Human-long chains of reasoning (as used for taking action in the real world) neither require nor imply the ability to write formal proofs. Formal proofs are about math and making use of math in the real world requires modelling, which is crucial, hard and usually very informal. You make assumptions that are obviously wrong, derive something from these assumptions, and make an educated guess that the conclusions still won’t be too far from the truth in the ways you care about. In the real world, this only works when your chain of reasoning is fairly short (human-length), just as arbitrarily complex and long-term planning doesn’t work, while math uses very long chains of reasoning. The only practically relevant application so-far seems cryptography because computers are extremely reliable and thus modeling is comparatively easy. However, plausibly it’s still easier to break some encryption scheme than to formally prove that your practically relevant algorithm could break it.
LLMs that can do formal proof would greatly improve cybersecurity across the board (good for delaying some scenarios of AI takeover!). I don’t think they would advance AI capabilities beyond the technological advances used to build them and increasing AI hype. However, I also don’t expect to see useful formal proofs about useful LLMs in my lifetime (you could call this “formal interpretability”? We would first get “informal interpretability” that says useful things about useful models.) Maybe some other AI approach will be more interpretable.

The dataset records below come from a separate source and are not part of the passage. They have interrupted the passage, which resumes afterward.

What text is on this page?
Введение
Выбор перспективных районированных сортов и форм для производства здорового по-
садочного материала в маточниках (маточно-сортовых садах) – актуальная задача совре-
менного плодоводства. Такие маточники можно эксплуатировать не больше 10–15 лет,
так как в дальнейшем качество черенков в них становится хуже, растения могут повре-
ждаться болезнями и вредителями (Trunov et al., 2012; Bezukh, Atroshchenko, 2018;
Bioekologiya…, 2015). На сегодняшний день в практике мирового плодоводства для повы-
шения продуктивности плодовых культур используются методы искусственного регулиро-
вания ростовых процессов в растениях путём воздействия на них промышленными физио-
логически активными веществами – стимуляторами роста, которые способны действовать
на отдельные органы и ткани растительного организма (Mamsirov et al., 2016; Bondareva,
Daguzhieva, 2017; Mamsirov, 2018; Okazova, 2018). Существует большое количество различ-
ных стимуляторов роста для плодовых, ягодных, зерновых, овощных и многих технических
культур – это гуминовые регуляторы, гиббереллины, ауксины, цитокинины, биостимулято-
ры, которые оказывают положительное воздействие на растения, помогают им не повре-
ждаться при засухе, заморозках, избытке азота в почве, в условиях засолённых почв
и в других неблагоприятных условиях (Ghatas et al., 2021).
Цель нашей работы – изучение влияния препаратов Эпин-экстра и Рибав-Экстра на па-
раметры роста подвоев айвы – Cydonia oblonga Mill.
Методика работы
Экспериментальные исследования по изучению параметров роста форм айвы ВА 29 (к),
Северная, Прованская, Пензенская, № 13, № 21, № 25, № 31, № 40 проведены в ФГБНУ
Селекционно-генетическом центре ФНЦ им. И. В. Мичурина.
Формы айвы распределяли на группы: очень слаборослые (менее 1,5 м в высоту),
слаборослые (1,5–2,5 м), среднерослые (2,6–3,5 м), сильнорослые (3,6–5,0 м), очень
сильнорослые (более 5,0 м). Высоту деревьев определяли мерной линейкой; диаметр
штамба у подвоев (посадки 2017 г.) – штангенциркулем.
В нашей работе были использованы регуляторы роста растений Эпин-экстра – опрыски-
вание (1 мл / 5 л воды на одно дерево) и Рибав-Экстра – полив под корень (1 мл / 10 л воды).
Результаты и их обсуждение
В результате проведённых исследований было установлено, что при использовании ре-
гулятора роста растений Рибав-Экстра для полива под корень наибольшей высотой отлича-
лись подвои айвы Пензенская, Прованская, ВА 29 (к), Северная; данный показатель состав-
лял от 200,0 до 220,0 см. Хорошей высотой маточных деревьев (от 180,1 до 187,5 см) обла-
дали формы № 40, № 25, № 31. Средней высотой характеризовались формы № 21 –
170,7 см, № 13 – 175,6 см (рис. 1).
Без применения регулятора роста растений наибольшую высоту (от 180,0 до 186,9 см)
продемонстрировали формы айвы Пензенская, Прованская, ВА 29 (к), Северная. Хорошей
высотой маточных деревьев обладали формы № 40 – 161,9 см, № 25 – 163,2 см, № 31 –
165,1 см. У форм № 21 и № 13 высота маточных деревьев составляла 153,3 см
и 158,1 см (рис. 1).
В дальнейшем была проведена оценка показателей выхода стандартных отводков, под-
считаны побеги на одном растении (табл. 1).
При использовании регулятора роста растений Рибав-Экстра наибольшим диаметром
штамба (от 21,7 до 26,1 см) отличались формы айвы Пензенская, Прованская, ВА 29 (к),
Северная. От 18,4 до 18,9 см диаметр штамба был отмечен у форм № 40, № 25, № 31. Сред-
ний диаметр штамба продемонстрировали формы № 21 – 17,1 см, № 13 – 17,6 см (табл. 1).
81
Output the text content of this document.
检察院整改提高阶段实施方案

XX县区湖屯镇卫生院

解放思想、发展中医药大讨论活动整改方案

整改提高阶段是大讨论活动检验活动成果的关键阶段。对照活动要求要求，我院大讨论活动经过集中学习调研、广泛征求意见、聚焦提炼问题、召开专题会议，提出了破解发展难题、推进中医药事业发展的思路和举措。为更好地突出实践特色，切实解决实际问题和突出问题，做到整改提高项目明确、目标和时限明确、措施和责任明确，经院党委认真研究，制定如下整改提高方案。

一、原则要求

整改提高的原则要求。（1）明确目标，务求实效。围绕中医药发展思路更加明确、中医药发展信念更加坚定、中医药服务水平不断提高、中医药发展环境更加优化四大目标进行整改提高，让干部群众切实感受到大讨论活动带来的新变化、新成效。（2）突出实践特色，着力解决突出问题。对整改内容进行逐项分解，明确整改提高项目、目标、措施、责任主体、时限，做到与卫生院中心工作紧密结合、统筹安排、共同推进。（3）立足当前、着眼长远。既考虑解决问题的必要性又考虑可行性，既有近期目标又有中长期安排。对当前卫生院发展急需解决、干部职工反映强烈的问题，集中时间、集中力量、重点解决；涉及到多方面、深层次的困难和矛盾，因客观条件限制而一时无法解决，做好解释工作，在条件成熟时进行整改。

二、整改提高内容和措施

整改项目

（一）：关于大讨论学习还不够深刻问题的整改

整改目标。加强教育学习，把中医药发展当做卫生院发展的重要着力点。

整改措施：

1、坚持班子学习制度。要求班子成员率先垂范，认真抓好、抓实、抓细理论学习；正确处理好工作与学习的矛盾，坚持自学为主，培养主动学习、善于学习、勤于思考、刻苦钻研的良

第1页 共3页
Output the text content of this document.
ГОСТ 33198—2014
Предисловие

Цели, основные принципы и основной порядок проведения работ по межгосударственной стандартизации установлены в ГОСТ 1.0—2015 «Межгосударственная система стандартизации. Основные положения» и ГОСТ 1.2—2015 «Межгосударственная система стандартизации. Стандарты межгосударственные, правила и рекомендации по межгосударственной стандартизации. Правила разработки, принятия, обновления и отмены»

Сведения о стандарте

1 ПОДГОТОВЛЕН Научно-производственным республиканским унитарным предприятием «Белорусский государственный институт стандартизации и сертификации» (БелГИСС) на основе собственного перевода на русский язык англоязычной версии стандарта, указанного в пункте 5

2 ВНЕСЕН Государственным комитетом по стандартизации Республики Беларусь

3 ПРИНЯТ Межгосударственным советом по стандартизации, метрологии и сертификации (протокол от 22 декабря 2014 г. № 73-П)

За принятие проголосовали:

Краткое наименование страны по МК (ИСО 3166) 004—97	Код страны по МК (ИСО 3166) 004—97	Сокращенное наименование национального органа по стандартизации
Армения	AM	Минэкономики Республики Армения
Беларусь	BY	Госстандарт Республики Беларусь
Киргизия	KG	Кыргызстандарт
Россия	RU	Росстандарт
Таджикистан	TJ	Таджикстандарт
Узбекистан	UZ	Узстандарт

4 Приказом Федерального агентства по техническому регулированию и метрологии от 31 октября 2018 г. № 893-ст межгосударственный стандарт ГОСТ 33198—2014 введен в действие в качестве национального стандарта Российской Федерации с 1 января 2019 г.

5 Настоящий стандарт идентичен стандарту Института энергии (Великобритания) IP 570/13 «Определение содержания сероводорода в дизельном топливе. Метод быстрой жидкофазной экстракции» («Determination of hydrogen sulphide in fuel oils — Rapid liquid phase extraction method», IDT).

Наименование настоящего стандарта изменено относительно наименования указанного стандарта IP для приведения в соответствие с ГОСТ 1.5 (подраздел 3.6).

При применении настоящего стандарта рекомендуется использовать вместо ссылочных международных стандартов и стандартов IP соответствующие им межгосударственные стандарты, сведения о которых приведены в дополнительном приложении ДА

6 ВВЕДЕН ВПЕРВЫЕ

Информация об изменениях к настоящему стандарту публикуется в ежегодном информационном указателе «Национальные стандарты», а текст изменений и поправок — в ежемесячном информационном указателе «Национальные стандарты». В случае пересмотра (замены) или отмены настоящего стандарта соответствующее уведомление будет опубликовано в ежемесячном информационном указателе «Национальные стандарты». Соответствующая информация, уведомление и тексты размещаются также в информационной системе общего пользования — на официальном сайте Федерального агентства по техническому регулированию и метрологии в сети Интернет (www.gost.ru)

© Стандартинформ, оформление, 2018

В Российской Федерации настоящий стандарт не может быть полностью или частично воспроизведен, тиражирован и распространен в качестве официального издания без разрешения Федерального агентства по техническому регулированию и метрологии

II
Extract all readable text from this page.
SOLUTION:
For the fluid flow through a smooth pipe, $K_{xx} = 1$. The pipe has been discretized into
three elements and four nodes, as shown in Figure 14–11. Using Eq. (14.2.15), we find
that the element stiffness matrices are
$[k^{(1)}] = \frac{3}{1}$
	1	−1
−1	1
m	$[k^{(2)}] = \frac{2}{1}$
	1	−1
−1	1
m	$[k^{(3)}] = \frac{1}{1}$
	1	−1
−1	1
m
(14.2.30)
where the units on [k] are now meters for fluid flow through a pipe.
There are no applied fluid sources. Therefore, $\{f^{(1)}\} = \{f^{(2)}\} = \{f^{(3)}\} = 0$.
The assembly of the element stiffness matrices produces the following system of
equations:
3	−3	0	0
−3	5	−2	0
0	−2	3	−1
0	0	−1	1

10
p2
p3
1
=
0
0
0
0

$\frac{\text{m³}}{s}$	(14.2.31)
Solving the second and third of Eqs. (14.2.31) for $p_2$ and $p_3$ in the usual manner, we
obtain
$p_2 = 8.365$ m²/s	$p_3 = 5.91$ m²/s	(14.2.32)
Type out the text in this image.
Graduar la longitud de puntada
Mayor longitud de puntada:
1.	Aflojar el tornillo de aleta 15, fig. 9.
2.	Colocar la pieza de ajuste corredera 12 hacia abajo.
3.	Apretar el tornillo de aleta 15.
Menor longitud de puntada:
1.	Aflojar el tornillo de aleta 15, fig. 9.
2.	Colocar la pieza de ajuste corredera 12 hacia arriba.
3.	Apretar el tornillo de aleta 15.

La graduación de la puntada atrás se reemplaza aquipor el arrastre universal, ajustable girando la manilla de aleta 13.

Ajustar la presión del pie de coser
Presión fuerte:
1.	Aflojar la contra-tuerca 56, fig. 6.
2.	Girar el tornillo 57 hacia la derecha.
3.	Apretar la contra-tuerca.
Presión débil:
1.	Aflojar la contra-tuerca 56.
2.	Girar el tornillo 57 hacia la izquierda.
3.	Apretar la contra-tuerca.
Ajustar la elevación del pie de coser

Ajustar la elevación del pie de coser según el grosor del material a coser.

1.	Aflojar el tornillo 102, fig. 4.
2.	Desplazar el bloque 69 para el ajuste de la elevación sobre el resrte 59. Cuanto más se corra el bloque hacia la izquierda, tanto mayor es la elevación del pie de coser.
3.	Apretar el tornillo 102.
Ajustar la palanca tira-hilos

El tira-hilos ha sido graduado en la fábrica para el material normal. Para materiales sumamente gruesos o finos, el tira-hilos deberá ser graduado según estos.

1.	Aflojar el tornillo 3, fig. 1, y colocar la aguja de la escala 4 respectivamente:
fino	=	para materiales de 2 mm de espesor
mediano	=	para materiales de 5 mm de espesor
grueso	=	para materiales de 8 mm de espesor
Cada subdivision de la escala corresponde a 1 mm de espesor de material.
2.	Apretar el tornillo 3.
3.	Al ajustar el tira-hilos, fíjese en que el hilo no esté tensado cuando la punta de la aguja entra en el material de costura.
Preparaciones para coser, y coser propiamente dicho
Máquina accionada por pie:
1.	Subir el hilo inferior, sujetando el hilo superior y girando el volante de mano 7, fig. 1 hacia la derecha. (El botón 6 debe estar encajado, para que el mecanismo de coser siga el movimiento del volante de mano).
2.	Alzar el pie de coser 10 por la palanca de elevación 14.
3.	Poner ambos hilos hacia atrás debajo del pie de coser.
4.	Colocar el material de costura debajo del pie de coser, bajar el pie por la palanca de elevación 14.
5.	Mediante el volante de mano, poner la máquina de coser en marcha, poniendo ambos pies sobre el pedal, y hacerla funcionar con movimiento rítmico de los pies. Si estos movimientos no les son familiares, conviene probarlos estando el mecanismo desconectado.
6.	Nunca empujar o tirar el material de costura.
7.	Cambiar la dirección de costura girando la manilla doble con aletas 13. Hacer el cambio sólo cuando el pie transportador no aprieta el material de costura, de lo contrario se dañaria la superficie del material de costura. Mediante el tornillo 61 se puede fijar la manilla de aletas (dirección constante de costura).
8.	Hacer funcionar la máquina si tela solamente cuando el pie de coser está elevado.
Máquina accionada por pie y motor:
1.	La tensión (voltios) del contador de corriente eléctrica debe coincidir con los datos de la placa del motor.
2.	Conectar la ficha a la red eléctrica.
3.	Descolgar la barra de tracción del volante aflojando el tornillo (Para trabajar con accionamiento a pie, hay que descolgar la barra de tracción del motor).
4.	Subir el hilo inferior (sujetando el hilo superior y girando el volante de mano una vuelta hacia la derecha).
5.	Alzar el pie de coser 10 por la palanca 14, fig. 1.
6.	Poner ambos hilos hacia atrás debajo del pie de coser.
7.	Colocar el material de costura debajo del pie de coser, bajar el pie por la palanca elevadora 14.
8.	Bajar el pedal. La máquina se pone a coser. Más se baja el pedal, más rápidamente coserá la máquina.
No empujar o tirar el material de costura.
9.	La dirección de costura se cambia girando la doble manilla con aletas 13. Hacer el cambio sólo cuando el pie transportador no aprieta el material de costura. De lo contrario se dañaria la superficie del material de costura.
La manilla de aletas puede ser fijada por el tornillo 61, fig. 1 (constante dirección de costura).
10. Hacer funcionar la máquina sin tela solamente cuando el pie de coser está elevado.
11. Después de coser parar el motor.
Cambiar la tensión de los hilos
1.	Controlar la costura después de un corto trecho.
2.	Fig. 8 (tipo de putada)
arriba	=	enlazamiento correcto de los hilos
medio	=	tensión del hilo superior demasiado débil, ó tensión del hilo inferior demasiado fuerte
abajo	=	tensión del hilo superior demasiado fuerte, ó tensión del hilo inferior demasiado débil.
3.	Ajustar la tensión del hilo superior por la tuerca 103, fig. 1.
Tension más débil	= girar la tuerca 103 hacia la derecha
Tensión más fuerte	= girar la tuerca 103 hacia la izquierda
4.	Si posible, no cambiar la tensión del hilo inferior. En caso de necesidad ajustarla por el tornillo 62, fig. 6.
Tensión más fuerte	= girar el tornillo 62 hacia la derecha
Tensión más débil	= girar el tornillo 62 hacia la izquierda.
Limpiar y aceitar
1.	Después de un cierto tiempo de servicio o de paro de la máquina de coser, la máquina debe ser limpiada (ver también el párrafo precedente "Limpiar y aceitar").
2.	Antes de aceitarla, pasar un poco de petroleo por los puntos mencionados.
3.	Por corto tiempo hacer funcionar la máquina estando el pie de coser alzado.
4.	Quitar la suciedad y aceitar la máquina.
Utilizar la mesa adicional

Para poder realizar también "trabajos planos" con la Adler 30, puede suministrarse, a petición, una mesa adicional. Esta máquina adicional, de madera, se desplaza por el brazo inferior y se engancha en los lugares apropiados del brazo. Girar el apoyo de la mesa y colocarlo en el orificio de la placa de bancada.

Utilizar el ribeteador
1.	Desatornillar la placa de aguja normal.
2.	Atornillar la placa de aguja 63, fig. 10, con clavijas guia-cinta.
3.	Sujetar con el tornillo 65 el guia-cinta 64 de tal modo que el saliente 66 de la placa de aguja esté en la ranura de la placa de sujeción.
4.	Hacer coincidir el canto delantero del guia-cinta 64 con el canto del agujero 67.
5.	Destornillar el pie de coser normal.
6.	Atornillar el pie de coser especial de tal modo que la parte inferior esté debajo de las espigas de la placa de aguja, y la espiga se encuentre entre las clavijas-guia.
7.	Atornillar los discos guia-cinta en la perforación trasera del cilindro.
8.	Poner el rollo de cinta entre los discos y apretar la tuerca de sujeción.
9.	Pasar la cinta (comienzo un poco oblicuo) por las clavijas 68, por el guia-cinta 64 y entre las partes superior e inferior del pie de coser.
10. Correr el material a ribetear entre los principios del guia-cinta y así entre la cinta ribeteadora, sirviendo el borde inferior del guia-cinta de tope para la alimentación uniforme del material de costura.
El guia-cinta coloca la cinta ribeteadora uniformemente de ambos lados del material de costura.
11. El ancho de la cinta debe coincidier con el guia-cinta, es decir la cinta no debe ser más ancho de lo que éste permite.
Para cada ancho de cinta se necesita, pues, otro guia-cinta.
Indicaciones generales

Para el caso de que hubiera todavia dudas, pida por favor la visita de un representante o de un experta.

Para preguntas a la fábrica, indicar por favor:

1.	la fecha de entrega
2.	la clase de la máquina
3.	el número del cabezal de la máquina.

Fundamentally, the objection stands that you can’t prove anything about the real world without modeling, and modeling always yields a leaky abstraction. So we would have to figure out “assumptions that allow to prove that AI won’t kill us all while being only slightly false and in the right ways”. This doesn’t really solve the “you only get one try problem”. Maybe it could help a bit anyway?
I expect a first step might be an AI test lab with many layers of improving cybersecurity, ending at formally verified, air-gapped, no interaction to humans. However, it doesn’t look like people are currently worried enough to bother building something like this. I also don’t see such an “AI lab leak” as the main path towards AI takeover. Rather, I expect we will deploy the systems ourselves and on purpose, finding us at the mercy of competing intelligences that operate at faster timescales than us, and losing control.